Cinquième cri : Les injures

Invité dans l'émission Face-à-face d'Éric Zemmour sur CNews pour la promotion de mes Mémoires (Je rêvais de changer le monde, éditions Robert Laffont), 22 octobre 2019

« Le premier homme à jeter une insulte plutôt qu’une pierre, disait Freud, est le fondateur de la civilisation. » Est-ce la raison pour laquelle les Américains acceptent que leur président injurie les Chinois (geste qui le place parmi les civilisés puisqu’il ne lance pas contre eux de missiles) ? Les injures fusent ces temps-ci, inondant nos réseaux sociaux, jusque dans nos rues. La dernière victime, après le philosophe Alain Finkielkraut qui essuya il y a quelques mois à Paris l’agression d’un gilet jaune lors d’une manifestation, est le journaliste Eric Zemmour.

Outre un certain émoi médiatique, ces deux affronts provoquèrent l’intervention personnelle du président de la République. Ce qui fit des jaloux. Plusieurs personnalités, insultées verbalement sur le Net ou sur la voie publique pour leurs opinions, ont réclamé avoir, elles aussi, droit à ce privilège. Certains, comme Pascal Boniface, le revendiquent même publiquement. Le directeur de l’Institut français des Relations internationales, qui critique en permanence Israël, s’est fait insulter dans le hall de l’aéroport de Tel-Aviv alors qu’il était en voyage en Israël dans le cadre d’un cycle de conférence, à l’invitation du Consulat de France. Or, après cet incident, dit-il par le biais d’un tweet, seul le Consul de France à Jérusalem lui aurait exprimé sa solidarité. Il attendait sans doute, comme Finkielkraut et Zemmour, un coup de fil du président de la République…

Pourtant les offenses subies par Finkielkraut et Zemmour ne me semblent pas de même nature. Le philosophe, d’abord, s’est vu reprocher son penchant pro-israélien et sa judaïté. Être pro-israélien est un choix idéologique et peut donc être contesté. Être juif, en revanche, est une identité ethnique et l’antisémitisme, comme le racisme, relève du domaine de la justice. La République a légiféré et, je l’espère, une fois pour toute. Eric Zemmour, lui, n’a pas été insulté parce que juif, mais parce qu’anti-musulman. Disons plutôt « critique envers l’islam ». Une position qu’il revendique ouvertement.

Homme intelligent, à la mémoire prodigieuse, son opposition à la religion de Mahomet, qu’il juge mortifère et inassimilable au sein de la République, l’a rendu populaire aux yeux des uns, satanique pour les autres. Ainsi que ceux qui critiquaient le communisme du temps où celui-ci faisait office de religion.

J’avoue cependant que la passivité de Finkielkraut et de Zemmour face à leurs agresseurs me laisse songeur. Opposer les mots aux mots n’est-il pas justement leur domaine de prédilection ? Ont-ils été pris au dépourvu ou voulaient-ils, par leur silence, manifester leur mépris à l’égard de leurs adversaires ? Pourtant leurs réponses (filmées) auraient pu en faire réfléchir plus d’un. Tous deux intellectuels, ils auraient pu suivre le conseil avisé de Voltaire qui, dans une Lettre à M. le Comte d’Argental (1772), remarquait : « Les injures révoltent ; l’ironie fait rentrer les gens en eux-mêmes, la gaité désarme ».

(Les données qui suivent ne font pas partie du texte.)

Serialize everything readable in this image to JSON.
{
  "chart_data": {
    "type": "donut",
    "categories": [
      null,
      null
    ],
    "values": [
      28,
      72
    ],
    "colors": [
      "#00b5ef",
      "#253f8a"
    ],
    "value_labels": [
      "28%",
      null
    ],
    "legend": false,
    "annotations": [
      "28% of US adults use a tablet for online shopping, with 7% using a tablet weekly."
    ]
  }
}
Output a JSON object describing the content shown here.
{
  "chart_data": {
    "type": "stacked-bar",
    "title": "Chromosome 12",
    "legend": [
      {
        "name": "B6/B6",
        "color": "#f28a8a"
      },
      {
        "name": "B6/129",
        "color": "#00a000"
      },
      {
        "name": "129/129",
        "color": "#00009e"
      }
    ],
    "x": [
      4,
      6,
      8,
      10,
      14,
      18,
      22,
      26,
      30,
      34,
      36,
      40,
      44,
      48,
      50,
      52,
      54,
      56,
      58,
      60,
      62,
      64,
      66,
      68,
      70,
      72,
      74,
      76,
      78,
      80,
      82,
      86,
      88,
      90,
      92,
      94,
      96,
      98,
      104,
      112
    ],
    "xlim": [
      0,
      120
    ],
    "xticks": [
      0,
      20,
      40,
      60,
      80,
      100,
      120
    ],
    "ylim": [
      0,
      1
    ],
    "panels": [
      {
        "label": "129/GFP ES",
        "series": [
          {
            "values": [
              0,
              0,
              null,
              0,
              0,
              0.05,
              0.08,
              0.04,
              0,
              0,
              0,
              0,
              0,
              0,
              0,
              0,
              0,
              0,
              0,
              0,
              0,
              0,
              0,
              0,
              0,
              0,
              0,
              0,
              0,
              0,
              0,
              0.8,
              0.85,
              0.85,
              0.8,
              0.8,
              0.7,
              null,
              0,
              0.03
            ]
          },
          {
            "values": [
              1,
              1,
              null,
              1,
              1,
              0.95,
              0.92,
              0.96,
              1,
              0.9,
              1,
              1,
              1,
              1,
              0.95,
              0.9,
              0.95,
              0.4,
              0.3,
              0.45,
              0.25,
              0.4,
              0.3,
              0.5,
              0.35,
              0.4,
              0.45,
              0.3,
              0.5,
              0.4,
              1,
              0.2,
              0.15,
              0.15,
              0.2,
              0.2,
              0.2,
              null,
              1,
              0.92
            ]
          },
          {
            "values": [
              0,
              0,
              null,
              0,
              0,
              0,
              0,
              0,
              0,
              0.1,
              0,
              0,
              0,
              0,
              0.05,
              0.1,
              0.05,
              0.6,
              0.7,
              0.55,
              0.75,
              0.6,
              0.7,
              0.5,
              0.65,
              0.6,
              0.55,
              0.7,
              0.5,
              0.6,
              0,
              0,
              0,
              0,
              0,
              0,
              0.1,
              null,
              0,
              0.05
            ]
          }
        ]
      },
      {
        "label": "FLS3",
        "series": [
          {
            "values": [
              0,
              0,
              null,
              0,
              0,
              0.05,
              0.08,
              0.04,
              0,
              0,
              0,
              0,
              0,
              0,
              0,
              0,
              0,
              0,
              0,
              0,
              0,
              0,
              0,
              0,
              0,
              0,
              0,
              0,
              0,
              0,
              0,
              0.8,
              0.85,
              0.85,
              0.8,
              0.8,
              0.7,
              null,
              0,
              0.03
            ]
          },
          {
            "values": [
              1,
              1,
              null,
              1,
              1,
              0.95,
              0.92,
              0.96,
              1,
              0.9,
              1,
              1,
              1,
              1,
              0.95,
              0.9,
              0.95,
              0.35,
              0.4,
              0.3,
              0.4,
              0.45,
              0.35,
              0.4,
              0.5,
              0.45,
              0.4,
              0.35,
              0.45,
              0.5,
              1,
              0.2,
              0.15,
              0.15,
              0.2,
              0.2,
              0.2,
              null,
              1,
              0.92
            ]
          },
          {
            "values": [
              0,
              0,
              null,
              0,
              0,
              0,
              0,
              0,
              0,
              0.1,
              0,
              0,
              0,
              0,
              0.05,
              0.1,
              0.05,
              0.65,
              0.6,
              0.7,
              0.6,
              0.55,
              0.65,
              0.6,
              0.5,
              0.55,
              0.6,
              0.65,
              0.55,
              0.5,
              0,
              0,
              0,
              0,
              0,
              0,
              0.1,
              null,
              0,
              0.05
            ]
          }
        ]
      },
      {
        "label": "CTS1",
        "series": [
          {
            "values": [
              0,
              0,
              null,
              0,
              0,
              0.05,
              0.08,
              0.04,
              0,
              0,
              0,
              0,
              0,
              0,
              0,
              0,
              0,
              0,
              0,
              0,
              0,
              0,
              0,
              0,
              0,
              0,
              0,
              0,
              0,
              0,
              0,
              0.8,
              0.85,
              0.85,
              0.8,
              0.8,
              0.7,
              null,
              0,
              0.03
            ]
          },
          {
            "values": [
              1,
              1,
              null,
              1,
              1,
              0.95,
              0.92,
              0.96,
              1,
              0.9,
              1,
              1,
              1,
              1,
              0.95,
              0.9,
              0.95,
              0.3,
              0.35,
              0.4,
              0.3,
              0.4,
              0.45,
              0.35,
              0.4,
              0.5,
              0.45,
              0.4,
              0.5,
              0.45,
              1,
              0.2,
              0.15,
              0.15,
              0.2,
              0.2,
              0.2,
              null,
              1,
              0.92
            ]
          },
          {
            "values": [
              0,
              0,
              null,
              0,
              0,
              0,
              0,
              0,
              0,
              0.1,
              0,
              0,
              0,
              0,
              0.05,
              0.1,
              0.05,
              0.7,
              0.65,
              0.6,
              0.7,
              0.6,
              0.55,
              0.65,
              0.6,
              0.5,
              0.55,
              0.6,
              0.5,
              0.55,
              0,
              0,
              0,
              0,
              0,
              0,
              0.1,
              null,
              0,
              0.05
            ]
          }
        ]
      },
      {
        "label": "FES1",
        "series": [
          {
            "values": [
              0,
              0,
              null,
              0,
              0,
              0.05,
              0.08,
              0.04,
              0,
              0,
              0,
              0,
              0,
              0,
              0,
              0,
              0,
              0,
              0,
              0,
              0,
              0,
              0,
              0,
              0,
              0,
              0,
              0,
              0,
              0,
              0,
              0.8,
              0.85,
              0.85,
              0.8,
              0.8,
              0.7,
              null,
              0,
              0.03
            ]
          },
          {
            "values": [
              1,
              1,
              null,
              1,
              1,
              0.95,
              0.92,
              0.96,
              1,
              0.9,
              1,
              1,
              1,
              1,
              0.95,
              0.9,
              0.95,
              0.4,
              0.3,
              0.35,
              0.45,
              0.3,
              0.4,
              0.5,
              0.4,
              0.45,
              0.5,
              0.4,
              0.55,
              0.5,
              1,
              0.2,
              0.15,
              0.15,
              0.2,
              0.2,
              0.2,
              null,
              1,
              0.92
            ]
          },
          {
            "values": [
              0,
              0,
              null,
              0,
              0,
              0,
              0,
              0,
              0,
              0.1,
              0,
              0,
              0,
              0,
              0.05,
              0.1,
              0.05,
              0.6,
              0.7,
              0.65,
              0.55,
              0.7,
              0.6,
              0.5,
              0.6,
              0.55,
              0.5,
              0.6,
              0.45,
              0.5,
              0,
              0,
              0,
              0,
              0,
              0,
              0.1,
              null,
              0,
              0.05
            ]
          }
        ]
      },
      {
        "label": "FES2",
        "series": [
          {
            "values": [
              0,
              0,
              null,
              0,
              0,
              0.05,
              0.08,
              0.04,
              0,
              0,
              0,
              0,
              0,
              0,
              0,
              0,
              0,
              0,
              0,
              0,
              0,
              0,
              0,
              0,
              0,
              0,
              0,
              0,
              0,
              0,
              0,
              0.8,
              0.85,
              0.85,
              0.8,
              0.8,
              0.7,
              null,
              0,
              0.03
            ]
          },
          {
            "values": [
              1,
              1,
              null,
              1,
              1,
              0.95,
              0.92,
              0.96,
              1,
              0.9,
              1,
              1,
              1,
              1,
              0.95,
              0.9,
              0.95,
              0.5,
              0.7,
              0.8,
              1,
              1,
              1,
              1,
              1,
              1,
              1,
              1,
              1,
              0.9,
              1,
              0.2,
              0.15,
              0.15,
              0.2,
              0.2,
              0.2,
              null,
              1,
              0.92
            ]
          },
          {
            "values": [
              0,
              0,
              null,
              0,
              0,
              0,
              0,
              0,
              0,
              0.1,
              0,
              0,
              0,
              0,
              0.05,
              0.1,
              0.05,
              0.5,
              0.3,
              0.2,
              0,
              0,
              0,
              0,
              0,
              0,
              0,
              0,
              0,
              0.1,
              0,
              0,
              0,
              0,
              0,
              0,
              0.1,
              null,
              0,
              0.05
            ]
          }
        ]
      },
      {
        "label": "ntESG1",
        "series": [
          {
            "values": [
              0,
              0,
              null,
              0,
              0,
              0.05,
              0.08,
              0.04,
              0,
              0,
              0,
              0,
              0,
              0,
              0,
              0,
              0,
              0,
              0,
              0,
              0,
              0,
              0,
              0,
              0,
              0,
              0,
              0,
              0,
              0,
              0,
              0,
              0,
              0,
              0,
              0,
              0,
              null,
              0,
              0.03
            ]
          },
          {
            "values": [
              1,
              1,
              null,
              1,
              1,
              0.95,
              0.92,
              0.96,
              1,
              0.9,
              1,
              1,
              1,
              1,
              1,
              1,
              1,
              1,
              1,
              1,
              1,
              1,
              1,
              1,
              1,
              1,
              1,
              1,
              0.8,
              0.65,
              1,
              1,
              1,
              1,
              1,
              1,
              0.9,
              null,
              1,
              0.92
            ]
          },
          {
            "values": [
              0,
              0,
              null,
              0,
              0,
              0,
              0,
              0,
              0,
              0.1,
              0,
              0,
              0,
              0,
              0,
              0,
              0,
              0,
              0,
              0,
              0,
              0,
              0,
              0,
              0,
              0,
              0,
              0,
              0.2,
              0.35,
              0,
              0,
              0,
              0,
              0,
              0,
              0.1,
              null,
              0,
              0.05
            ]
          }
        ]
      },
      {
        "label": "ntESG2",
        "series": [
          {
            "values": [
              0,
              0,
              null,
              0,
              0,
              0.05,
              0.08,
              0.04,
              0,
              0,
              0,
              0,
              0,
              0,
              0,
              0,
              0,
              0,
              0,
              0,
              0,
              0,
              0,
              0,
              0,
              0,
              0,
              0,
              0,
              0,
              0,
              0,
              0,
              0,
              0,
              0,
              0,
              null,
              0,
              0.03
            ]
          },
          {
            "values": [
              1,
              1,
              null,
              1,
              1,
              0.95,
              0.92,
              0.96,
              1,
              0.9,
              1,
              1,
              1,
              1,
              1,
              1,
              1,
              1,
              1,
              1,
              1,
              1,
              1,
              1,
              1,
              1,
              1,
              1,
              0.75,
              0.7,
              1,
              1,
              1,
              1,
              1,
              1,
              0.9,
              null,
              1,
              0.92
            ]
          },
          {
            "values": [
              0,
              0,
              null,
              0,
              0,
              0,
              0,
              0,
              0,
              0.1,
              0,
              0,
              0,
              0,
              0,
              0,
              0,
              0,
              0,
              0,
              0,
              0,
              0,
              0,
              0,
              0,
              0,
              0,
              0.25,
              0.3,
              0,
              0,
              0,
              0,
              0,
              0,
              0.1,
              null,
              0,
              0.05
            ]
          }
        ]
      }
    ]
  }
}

Nous sommes loin des disputations judéo-chrétiennes publiques qui eurent lieu au XIIIsiècle, à Paris en présence de Blanche de Castille, en Espagne ou en Italie, joutes oratoires opposant des théologiens chrétiens à des rabbins et qui se terminaient bien souvent par la censure de certains passages du Talmud, des autodafés, des expulsions, voire des condamnations à mort. Mais nous sommes loin aussi, et pourtant c’était il y a cinq ans à peine, du temps où une critique de l’islam était réglée par une salve de p.m. Certains oseraient même dire que nous sommes en progrès. Ni hache, ni mitraillette : des mots. Des mots qui blessent, certes, mais auxquels nous pouvons toujours répondre, auxquels nous devons répondre si nous voulons déjouer de futures attaques meurtrières. C’est une position que j’ai justement défendue lors d’un face-à-face avec Zemmour sur CNews et qui m’a valu d’être affublé par le polémiste du quolibet « oui-oui », un naïf qui croit que les mots peuvent contrer la violence. Oui, je le crois. Et encore plus si celle-ci émane de mots.